Probabilistic Theories of Perceptual Symmetries
Relevant to any analysis of perceptual symmetries is the probabilistic approach championed by
Dale Purves, as explained in
A Primer on Probabilistic Approaches to Visual Perception.
(Note: Dale Purves is one of the co-authors of the paper
The Statistical Structure of Human Speech Sounds Predicts Musical Universals referred to above.)
Purve's theory can be regarded as an attempt to create a general theory of perceptual "learning"
that explains all situations where different percepts imply the perception of the "same" thing. Such a theory would
seem to subsume all situations where the equivalence of "different" percepts of the "same thing" can be
given an interpretation
as invariant under a set of transformations that belong to a formally defined mathematical group.
To Pre-Wire or Not to Pre-Wire?
From what I've read, Purve's research and that of his co-researchers seems to stop short
of making or testing any hypotheses about the "neural wiring" that supports this type of perceptual learning. However, even
if the relevant learning processes are driven by actual experience, we might expect the brain to be somewhat "pre-wired"

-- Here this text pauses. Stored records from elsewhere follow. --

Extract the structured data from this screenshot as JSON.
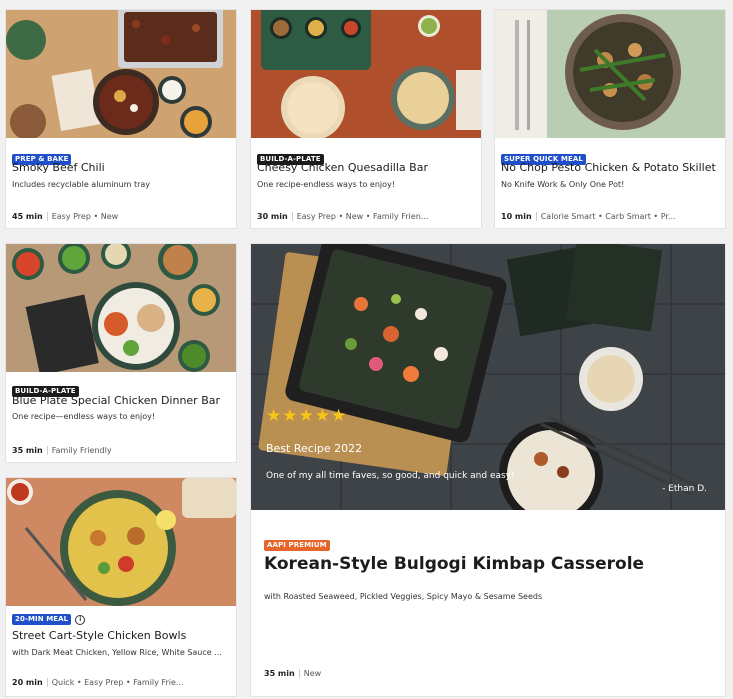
{
  "cards": [
    {
      "badge": "PREP & BAKE",
      "title": "Smoky Beef Chili",
      "subtitle": "Includes recyclable aluminum tray",
      "time": "45 min",
      "tags": "Easy Prep • New"
    },
    {
      "badge": "BUILD-A-PLATE",
      "title": "Cheesy Chicken Quesadilla Bar",
      "subtitle": "One recipe-endless ways to enjoy!",
      "time": "30 min",
      "tags": "Easy Prep • New • Family Frien..."
    },
    {
      "badge": "SUPER QUICK MEAL",
      "title": "No Chop Pesto Chicken & Potato Skillet",
      "subtitle": "No Knife Work & Only One Pot!",
      "time": "10 min",
      "tags": "Calorie Smart • Carb Smart • Pr..."
    },
    {
      "badge": "BUILD-A-PLATE",
      "title": "Blue Plate Special Chicken Dinner Bar",
      "subtitle": "One recipe—endless ways to enjoy!",
      "time": "35 min",
      "tags": "Family Friendly"
    },
    {
      "badge": "20-MIN MEAL",
      "title": "Street Cart-Style Chicken Bowls",
      "subtitle": "with Dark Meat Chicken, Yellow Rice, White Sauce ...",
      "time": "20 min",
      "tags": "Quick • Easy Prep • Family Frie..."
    }
  ],
  "featured": {
    "stars": "★★★★★",
    "review_title": "Best Recipe 2022",
    "review_text": "One of my all time faves, so good, and quick and easy!",
    "review_author": "- Ethan D.",
    "badge": "AAPI PREMIUM",
    "title": "Korean-Style Bulgogi Kimbap Casserole",
    "subtitle": "with Roasted Seaweed, Pickled Veggies, Spicy Mayo & Sesame Seeds",
    "time": "35 min",
    "tags": "New"
  },
  "colors": {
    "badge_dark": "#1b1b1b",
    "badge_blue": "#1f4fc9",
    "badge_orange": "#e6652a",
    "star": "#f5c518"
  }
}
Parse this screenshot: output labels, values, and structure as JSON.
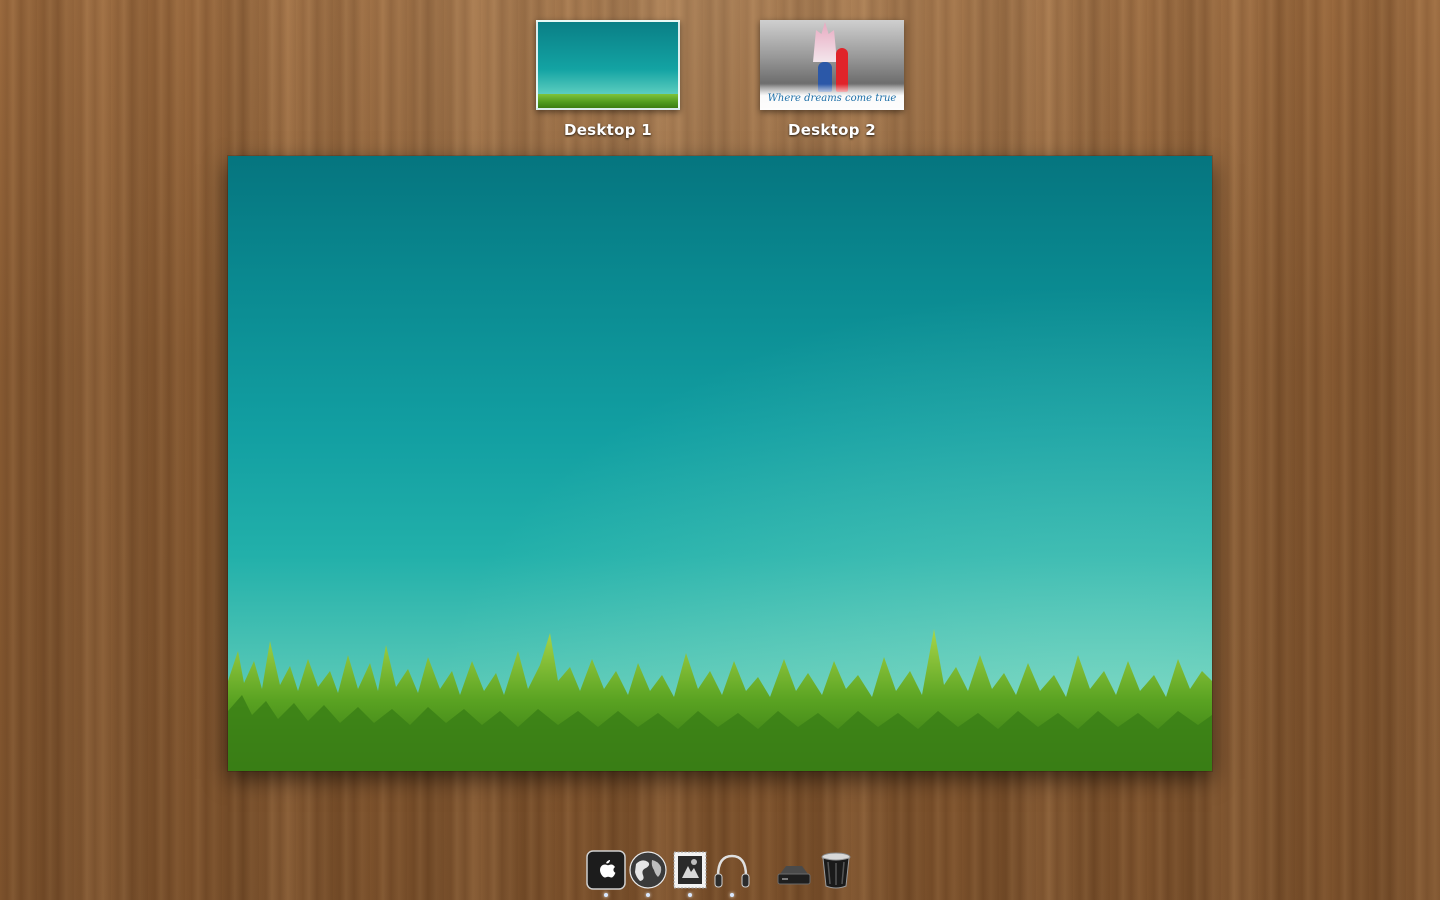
{
  "spaces": [
    {
      "label": "Desktop 1",
      "active": true,
      "wallpaper": "teal-sky-grass"
    },
    {
      "label": "Desktop 2",
      "active": false,
      "wallpaper": "castle-proposal-photo",
      "caption": "Where dreams come true"
    }
  ],
  "main_preview": {
    "wallpaper": "teal-sky-grass",
    "colors": {
      "sky_top": "#05757f",
      "sky_bottom": "#73d3c0",
      "grass": "#4f9a1e"
    }
  },
  "dock": {
    "items": [
      {
        "name": "finder-icon",
        "running": true
      },
      {
        "name": "globe-icon",
        "running": true
      },
      {
        "name": "mail-stamp-icon",
        "running": true
      },
      {
        "name": "headphones-icon",
        "running": true
      },
      {
        "name": "downloads-stack-icon",
        "running": false
      },
      {
        "name": "trash-icon",
        "running": false
      }
    ]
  },
  "background": {
    "texture": "wood",
    "color": "#8a5d35"
  }
}
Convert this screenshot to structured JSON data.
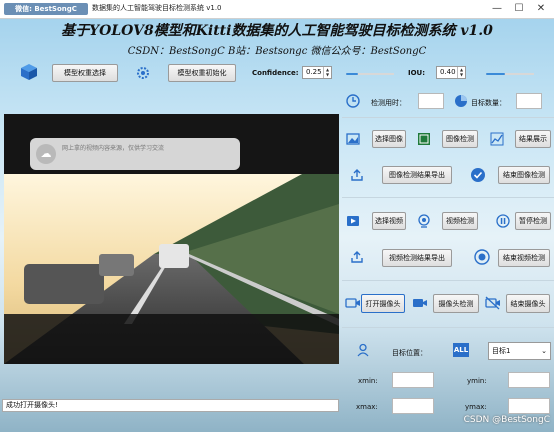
{
  "window": {
    "badge": "微信: BestSongC",
    "title": "数据集的人工智能驾驶目标检测系统 v1.0",
    "minimize": "—",
    "maximize": "☐",
    "close": "✕"
  },
  "header": {
    "title": "基于YOLOV8模型和Kitti数据集的人工智能驾驶目标检测系统 v1.0",
    "subtitle": "CSDN：BestSongC   B站：Bestsongc   微信公众号：BestSongC"
  },
  "toolbar": {
    "model_select_label": "模型权重选择",
    "model_init_label": "模型权重初始化",
    "confidence_label": "Confidence:",
    "confidence_value": "0.25",
    "confidence_level": 0.25,
    "iou_label": "IOU:",
    "iou_value": "0.40",
    "iou_level": 0.4
  },
  "stats": {
    "time_label": "检测用时：",
    "time_value": "",
    "count_label": "目标数量：",
    "count_value": ""
  },
  "image_section": {
    "select_label": "选择图像",
    "detect_label": "图像检测",
    "show_label": "结果展示",
    "export_label": "图像检测结果导出",
    "end_label": "结束图像检测"
  },
  "video_section": {
    "select_label": "选择视频",
    "detect_label": "视频检测",
    "pause_label": "暂停检测",
    "export_label": "视频检测结果导出",
    "end_label": "结束视频检测"
  },
  "camera_section": {
    "open_label": "打开摄像头",
    "detect_label": "摄像头检测",
    "end_label": "结束摄像头"
  },
  "target": {
    "position_label": "目标位置：",
    "all_badge": "ALL",
    "selected_target": "目标1",
    "xmin_label": "xmin:",
    "ymin_label": "ymin:",
    "xmax_label": "xmax:",
    "ymax_label": "ymax:"
  },
  "video": {
    "notification_text_line1": "网上拿的视频内容来源，仅供学习交流",
    "notification_text_line2": ""
  },
  "status": {
    "message": "成功打开摄像头!"
  },
  "watermark": "CSDN @BestSongC",
  "colors": {
    "accent": "#3a8ad8",
    "icon_blue": "#2a6fc9"
  }
}
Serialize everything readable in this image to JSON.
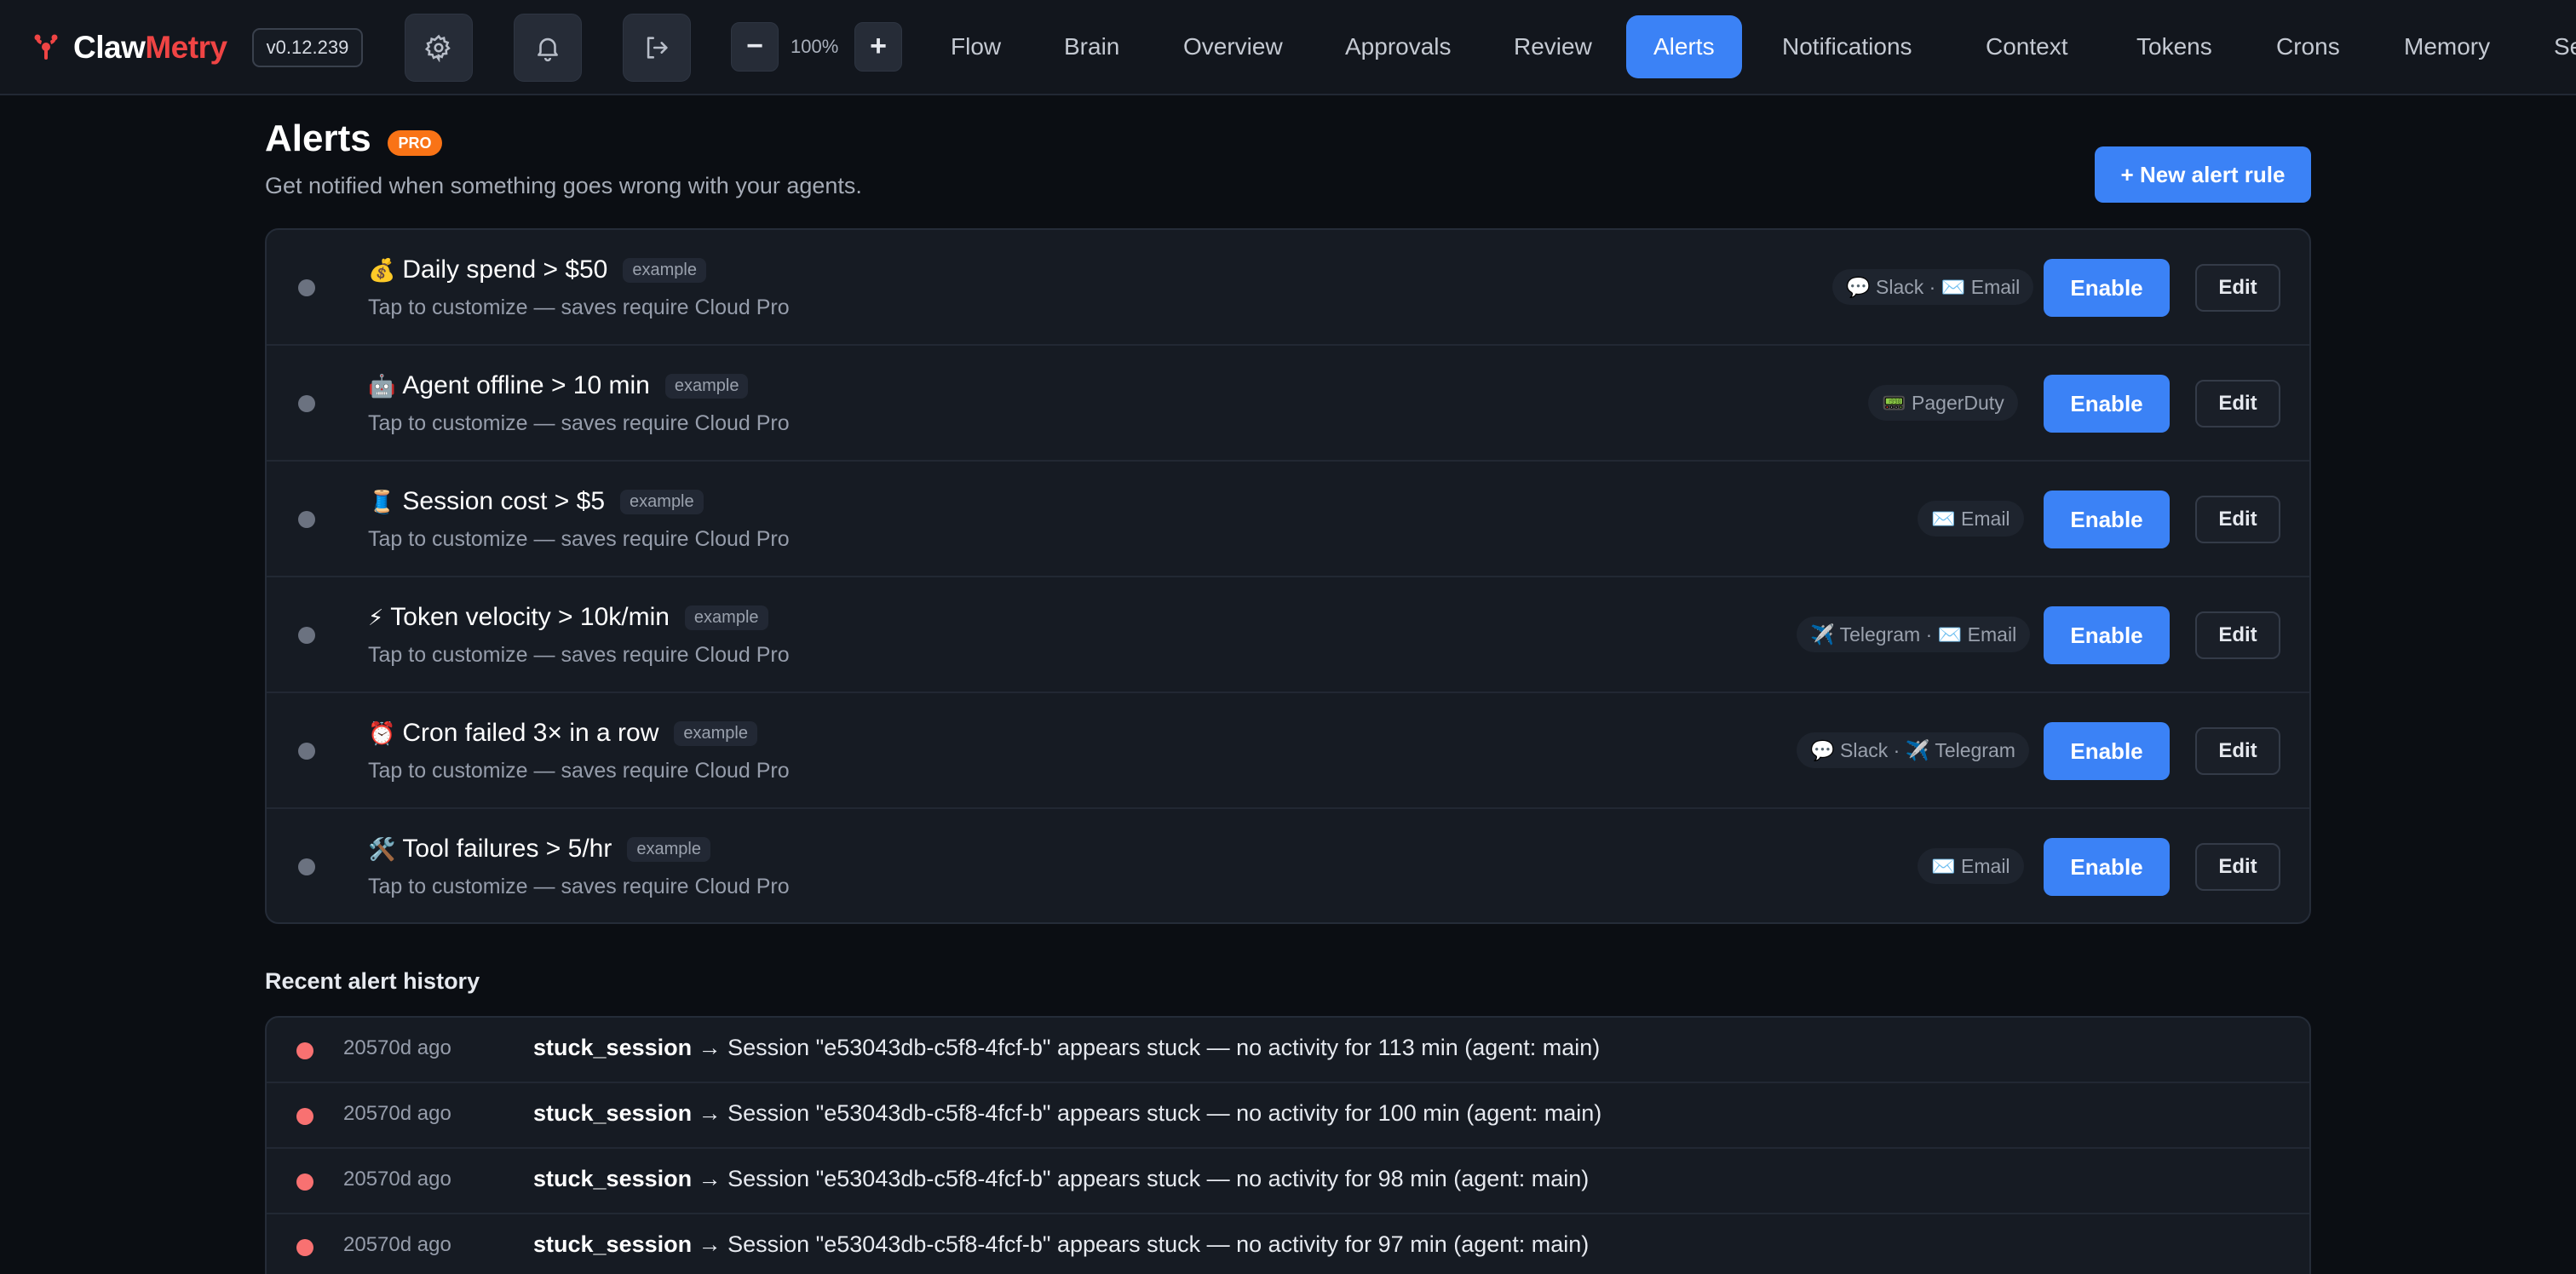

with the evolutionarily evolved expectation that certain types of symmetry are likely to occur in practice.
In particular, if we assume the existence of certain special calibration targets, which drive the learning of particular
perceptual symmetries, then these targets would have to be "pre-wired" somehow, as being of special interest
early on in life, even though the final outcome of the
learning process is not itself pre-wired, and even though the perceptual symmetry is eventually going to be applied to
the perceptions of things different to the initial calibration targets.
Also, perceptual symmetries can be partly pre-wired in the sense that
neurons representing different percepts that are likely to be learned as being the perception of the "same thing" can
be laid out in the cortex in a manner such that they are likely to be close to each other, facilitating the formation
of the required connections that form when the experiential learning process identifies those different percepts
as being the perception of the "same" (or very similar) thing.
My guess is that, even if the probabilistic explanation of perceptual symmetries is largely correct,
such "pre-wiring" does exist both for the symmetries of visual perception and for
the symmetries of music and speech perception.